Ini Reaksi Berbagai Negara Dunia Atas Kerusuhan yang Terjadi di AS Akibat Kematian George Floyd
Reaksi berbagai negara atas kerusuhan yang terjadi karena kematian George Floyd, negara mana saja?
Editor: Talitha Desena
TRIBUNNEWSMAKER.COM - Kerusuhan atas kematian George Floyd terjadi di berbagai tempat bahkan di luar Amerika.
Bagaimana reaksi sejumlah negara atas kerusuhan tersebut?
Simak berikut ini!
Reaksi berbagai negara atas kerusuhan yang terjadi karena kematian George Floyd, negara mana saja?

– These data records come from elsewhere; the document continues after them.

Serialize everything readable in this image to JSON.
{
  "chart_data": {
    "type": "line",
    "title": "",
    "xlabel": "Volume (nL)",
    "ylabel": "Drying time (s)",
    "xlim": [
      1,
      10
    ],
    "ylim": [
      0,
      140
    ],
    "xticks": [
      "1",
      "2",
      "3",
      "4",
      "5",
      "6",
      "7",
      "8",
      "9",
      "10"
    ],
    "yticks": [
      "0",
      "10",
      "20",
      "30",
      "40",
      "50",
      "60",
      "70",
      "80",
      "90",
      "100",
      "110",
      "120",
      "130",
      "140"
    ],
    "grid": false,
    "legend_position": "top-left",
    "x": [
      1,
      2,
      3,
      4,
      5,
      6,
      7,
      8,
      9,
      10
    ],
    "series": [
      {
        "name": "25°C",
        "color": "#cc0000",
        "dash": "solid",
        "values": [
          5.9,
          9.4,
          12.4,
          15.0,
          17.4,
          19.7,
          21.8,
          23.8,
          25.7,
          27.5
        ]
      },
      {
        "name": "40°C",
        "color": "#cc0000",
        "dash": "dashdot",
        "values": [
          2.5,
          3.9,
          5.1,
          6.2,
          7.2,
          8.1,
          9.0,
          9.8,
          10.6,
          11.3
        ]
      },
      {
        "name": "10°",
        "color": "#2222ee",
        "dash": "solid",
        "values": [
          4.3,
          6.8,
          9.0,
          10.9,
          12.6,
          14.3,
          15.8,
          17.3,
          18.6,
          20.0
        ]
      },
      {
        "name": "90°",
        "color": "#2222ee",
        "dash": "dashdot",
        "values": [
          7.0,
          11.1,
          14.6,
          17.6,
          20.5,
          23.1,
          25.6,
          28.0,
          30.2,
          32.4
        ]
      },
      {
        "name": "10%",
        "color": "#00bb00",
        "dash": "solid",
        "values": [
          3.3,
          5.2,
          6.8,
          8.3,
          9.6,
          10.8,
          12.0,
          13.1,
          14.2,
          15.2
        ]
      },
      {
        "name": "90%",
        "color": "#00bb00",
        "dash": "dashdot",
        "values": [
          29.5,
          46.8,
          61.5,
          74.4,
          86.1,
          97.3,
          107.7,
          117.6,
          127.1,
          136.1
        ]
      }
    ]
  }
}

Seperti yang diketahui, tindakan rasisme yang dialami oleh George Floyd menimbulkan sejumlah kecaman hingga menimbulkan kerusuhan di beberapa tempat.
George Floyd tewas setelah mengalami kekerasan yang dilakukan polisi Minneapolis, Derek Chauvin pada 25 Mei 2020.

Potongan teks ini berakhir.